Matallana was a member of the General Staff of the 2nd Infantry Brigade in Badajoz when the military rebellion of July 1936 against the Spanish Republican government occurred. Despite being a conservative and a practicing Catholic at the start of the conflict, he supported the Republican government during the Spanish Civil War. He was a member of General José Miaja's and worked under Lieutenant Colonel Vicente Rojo during the Battle of Madrid. His loyalty was doubted by the Popular Front government, so he was not appointed to any major commands until late April 1937, when he was appointed Chief of Staff of the Army of the Center. By the time of the Battle of Brunete in July 1937, he held the rank of colonel and served as Miaja's chief of staff. In April 1938, he was appointed Chief of Staff of the Army Group of the Central Region, again under Miaja. He was promoted to general in September 1938.

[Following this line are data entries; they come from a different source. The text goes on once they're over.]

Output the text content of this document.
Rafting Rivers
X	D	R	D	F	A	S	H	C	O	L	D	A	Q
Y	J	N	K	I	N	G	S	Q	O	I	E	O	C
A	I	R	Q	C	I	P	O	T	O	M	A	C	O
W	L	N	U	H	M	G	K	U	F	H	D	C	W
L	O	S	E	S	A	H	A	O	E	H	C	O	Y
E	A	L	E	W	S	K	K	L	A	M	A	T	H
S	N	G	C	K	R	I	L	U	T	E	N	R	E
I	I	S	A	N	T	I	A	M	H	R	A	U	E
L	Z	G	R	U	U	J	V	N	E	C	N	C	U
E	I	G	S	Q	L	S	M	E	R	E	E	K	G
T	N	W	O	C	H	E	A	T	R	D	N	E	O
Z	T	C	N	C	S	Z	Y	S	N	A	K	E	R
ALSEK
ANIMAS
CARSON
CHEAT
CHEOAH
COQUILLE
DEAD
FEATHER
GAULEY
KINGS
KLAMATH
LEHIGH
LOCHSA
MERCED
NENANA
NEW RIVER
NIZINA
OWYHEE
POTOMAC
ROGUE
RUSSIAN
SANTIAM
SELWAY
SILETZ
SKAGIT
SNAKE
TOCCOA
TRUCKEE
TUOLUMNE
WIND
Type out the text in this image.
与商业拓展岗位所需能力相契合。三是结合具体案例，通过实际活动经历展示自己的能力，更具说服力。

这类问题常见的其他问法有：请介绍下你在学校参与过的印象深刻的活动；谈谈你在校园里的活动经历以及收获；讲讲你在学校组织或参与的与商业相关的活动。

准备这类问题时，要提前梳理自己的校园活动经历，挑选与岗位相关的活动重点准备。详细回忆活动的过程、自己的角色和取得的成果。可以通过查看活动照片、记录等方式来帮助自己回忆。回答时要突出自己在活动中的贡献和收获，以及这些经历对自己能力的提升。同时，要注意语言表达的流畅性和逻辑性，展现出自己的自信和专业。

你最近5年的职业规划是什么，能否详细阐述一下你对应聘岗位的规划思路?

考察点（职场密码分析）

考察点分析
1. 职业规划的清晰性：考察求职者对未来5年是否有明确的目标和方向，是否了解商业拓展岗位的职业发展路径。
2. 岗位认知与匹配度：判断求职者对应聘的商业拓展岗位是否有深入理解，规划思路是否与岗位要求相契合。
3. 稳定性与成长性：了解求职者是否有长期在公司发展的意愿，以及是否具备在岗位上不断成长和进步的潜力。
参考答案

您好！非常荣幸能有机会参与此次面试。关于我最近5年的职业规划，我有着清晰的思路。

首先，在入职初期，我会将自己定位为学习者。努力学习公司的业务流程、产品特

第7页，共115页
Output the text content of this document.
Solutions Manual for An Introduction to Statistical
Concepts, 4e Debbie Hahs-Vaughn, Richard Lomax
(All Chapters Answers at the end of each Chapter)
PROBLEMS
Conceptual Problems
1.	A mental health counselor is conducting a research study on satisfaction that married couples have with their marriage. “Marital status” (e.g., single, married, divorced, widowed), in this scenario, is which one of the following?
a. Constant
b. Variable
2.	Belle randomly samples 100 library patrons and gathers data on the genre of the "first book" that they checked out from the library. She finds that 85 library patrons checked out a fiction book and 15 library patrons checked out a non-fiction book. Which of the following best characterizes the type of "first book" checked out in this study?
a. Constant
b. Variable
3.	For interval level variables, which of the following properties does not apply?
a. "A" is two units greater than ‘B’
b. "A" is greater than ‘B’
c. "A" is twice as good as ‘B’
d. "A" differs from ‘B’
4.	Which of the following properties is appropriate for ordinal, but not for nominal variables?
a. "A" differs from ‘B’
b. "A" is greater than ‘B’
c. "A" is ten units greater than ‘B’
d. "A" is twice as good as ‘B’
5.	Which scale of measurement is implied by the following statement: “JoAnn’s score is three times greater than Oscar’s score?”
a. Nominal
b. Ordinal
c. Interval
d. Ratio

By late 1937, Matallana was passing information to the Nationalists. The possibility that Matallana was covertly working for the Nationalists from the beginning of the civil war has also been considered. Matallana claimed during his trial after the war that he had been assisting the Nationalists from early on in the conflict; he stated that he had passed information to the rebels through his brother Alberto, who was a lieutenant colonel in the Civil Guard, and that he had deliberately sabotaged several Republican offensives. He was responsible for the execution of Rojo's plans for the failed Republican offensive in Extremadura in January 1939, which raised more suspicion about his conduct. In February 1939, he said to Prime Minister Juan Negrín that it was impossible to continue the war and in March 1939 he joined Casado's coup against the Negrín government. He sent a map and a report about the positions of major Republican units. After the end of the war, he was detained by the Nationalists. Several important members of the Fifth Column and the Francoist intelligence service testified on his behalf, but he was nevertheless tried and sentenced to thirty years' imprisonment. Within a year, his sentence had been commuted to twelve years for his services to the Nationalists during the war. He was granted parole on 30 May 1941 and pardoned on June 6, although he was still subject to the additional penalties. His efforts to resume service in the army were unsuccessful, and he suffered financial problems before finding work at a construction company. He died in Madrid in 1952.